As Tony Parsons, the English advaita teacher, writes: ‘No conditions need to be fulfilled. The infinite is not somewhere else waiting for us to become worthy, it is all there is.’
There can appear to be something over there called enlightenment which we must strive to reach but that is simply the illusory task of an apparent individual who has forgotten he is already All That Is.
But there is a paradox here. Nisargadatta, the fiery Bombay sage, who used to flay mentally audacious western seekers in his upstairs room, continued to practice the disciplines of his religion and serve his guru even when it was no longer necessary.
‘I am neither perceivable nor conceivable,’ he would say.
Our cultural and religious context is part of our earthly life and to be respected after all. We may no longer need our training wheels, but they may need us.
In Siddhartha by Herman Hesse (a must read for any seeker) the protagonist takes on various roles — lover, merchant, ascectic — before collapsing in despair at a life he finally sees was wasted.
Eventually, spent and exhausted, he sits beneath a tree and watches the river reflect the emptiness in his own soul:
‘With his eyes closed, he slipped towards death. Then, out of remote areas of his soul, out of past times of his now weary life, a sound stirred up.’
‘Om! He spoke to himself: Om! And again he knew about Brahman, knew about the indestructibility of life, knew about all that is divine, which he had forgotten.’
Siddhartha experienced ‘the grace of suffering’ and woke up. He woke up from his identification with his self, sees it is selfish, and goes on to rediscover his kinship with all.
The ‘foolish, childlike people’ he sneered at become beloved to him; he learns the human pain of having a son who rejects and despises him; he learns from the wise old ferryman; and finally he learns from the river itself.
Despair comes for most of us at one time or other yet if we are wise we can use it as a portal to something finer, a Self that existed all along.
The great sages tell us to ‘go back the way you came’ or as Rumi put it, ‘return to the root of the root of yourself’.
The root is consciousness, the root of the root awareness itself. Last words.

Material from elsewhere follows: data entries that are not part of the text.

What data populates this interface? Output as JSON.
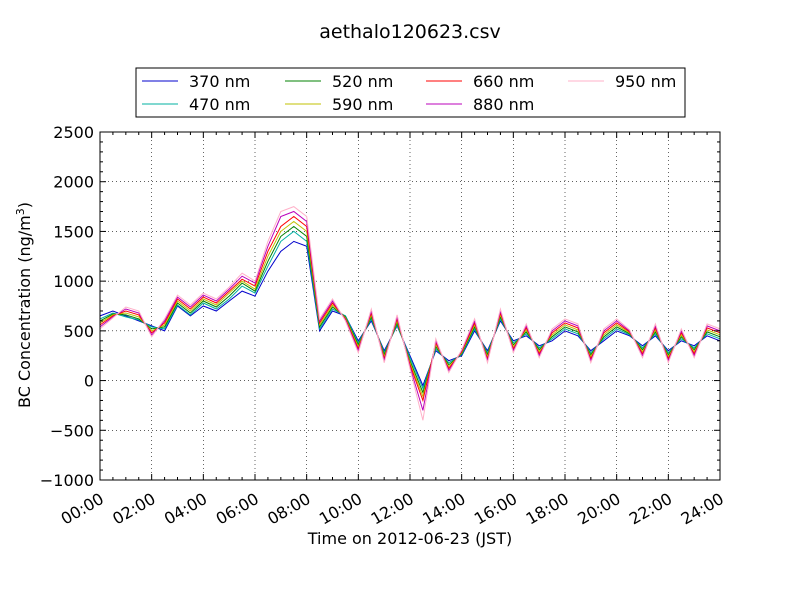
{
  "chart_data": {
    "type": "line",
    "title": "aethalo120623.csv",
    "xlabel": "Time on 2012-06-23 (JST)",
    "ylabel": "BC Concentration (ng/m³)",
    "ylabel_main": "BC Concentration (ng/m",
    "ylabel_sup": "3",
    "ylabel_end": ")",
    "xlim": [
      "00:00",
      "24:00"
    ],
    "ylim": [
      -1000,
      2500
    ],
    "grid": true,
    "legend_position": "top",
    "x_ticks": [
      "00:00",
      "02:00",
      "04:00",
      "06:00",
      "08:00",
      "10:00",
      "12:00",
      "14:00",
      "16:00",
      "18:00",
      "20:00",
      "22:00",
      "24:00"
    ],
    "y_ticks": [
      "2500",
      "2000",
      "1500",
      "1000",
      "500",
      "0",
      "−500",
      "−1000"
    ],
    "y_tick_values": [
      2500,
      2000,
      1500,
      1000,
      500,
      0,
      -500,
      -1000
    ],
    "x_hours": [
      0,
      0.5,
      1,
      1.5,
      2,
      2.5,
      3,
      3.5,
      4,
      4.5,
      5,
      5.5,
      6,
      6.5,
      7,
      7.5,
      8,
      8.5,
      9,
      9.5,
      10,
      10.5,
      11,
      11.5,
      12,
      12.5,
      13,
      13.5,
      14,
      14.5,
      15,
      15.5,
      16,
      16.5,
      17,
      17.5,
      18,
      18.5,
      19,
      19.5,
      20,
      20.5,
      21,
      21.5,
      22,
      22.5,
      23,
      23.5,
      24
    ],
    "series": [
      {
        "name": "370 nm",
        "color": "#0000cc",
        "values": [
          650,
          700,
          650,
          600,
          550,
          500,
          750,
          650,
          750,
          700,
          800,
          900,
          850,
          1100,
          1300,
          1400,
          1350,
          500,
          700,
          650,
          400,
          600,
          300,
          550,
          250,
          -50,
          300,
          200,
          250,
          500,
          300,
          600,
          400,
          450,
          350,
          400,
          500,
          450,
          300,
          400,
          500,
          450,
          350,
          450,
          300,
          400,
          350,
          450,
          400
        ]
      },
      {
        "name": "470 nm",
        "color": "#00b0a0",
        "values": [
          620,
          680,
          640,
          610,
          540,
          520,
          760,
          660,
          780,
          720,
          820,
          950,
          880,
          1150,
          1400,
          1500,
          1400,
          520,
          720,
          650,
          380,
          620,
          280,
          560,
          230,
          -80,
          320,
          180,
          260,
          520,
          280,
          620,
          380,
          470,
          330,
          420,
          520,
          470,
          280,
          420,
          520,
          460,
          330,
          470,
          280,
          420,
          330,
          470,
          420
        ]
      },
      {
        "name": "520 nm",
        "color": "#008000",
        "values": [
          600,
          670,
          660,
          620,
          520,
          540,
          780,
          680,
          800,
          740,
          850,
          980,
          900,
          1200,
          1450,
          1550,
          1450,
          540,
          740,
          640,
          360,
          640,
          260,
          580,
          200,
          -120,
          340,
          160,
          270,
          540,
          260,
          640,
          360,
          490,
          310,
          440,
          540,
          490,
          260,
          440,
          540,
          470,
          310,
          490,
          260,
          440,
          310,
          490,
          440
        ]
      },
      {
        "name": "590 nm",
        "color": "#c0c000",
        "values": [
          580,
          660,
          680,
          640,
          500,
          560,
          800,
          700,
          820,
          760,
          880,
          1000,
          920,
          1250,
          1500,
          1600,
          1500,
          560,
          760,
          630,
          340,
          660,
          240,
          600,
          180,
          -160,
          360,
          140,
          280,
          560,
          240,
          660,
          340,
          510,
          290,
          460,
          560,
          510,
          240,
          460,
          560,
          480,
          290,
          510,
          240,
          460,
          290,
          510,
          460
        ]
      },
      {
        "name": "660 nm",
        "color": "#ff0000",
        "values": [
          560,
          650,
          700,
          660,
          480,
          580,
          820,
          720,
          840,
          780,
          900,
          1020,
          950,
          1300,
          1550,
          1650,
          1550,
          580,
          780,
          620,
          320,
          680,
          220,
          620,
          160,
          -200,
          380,
          120,
          290,
          580,
          220,
          680,
          320,
          530,
          270,
          480,
          580,
          530,
          220,
          480,
          580,
          490,
          270,
          530,
          220,
          480,
          270,
          530,
          480
        ]
      },
      {
        "name": "880 nm",
        "color": "#bb00bb",
        "values": [
          540,
          640,
          720,
          680,
          460,
          600,
          840,
          740,
          860,
          800,
          920,
          1050,
          980,
          1350,
          1650,
          1700,
          1600,
          600,
          800,
          610,
          300,
          700,
          200,
          640,
          140,
          -300,
          400,
          100,
          300,
          600,
          200,
          700,
          300,
          550,
          250,
          500,
          600,
          550,
          200,
          500,
          600,
          500,
          250,
          550,
          200,
          500,
          250,
          550,
          500
        ]
      },
      {
        "name": "950 nm",
        "color": "#ffb0c8",
        "values": [
          520,
          630,
          740,
          700,
          440,
          620,
          860,
          760,
          880,
          820,
          940,
          1080,
          1000,
          1400,
          1700,
          1750,
          1650,
          620,
          820,
          600,
          280,
          720,
          180,
          660,
          120,
          -400,
          420,
          80,
          310,
          620,
          180,
          720,
          280,
          570,
          230,
          520,
          620,
          570,
          180,
          520,
          620,
          510,
          230,
          570,
          180,
          520,
          230,
          570,
          520
        ]
      }
    ]
  }
}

In the final paragraph of his book The Open Secret, Tony Parsons says this:
‘But from whatever and whenever this insight is communicated, it has no connection with end-gaining, belief, path or process. It cannot be taught but is continuously shared. Because it is all that is no-one can lay claim to it. It needs not to be argued, proven or embellished, for it stands alone simply as it is, and can only remain unrecognized and rejected, or realized and lived.’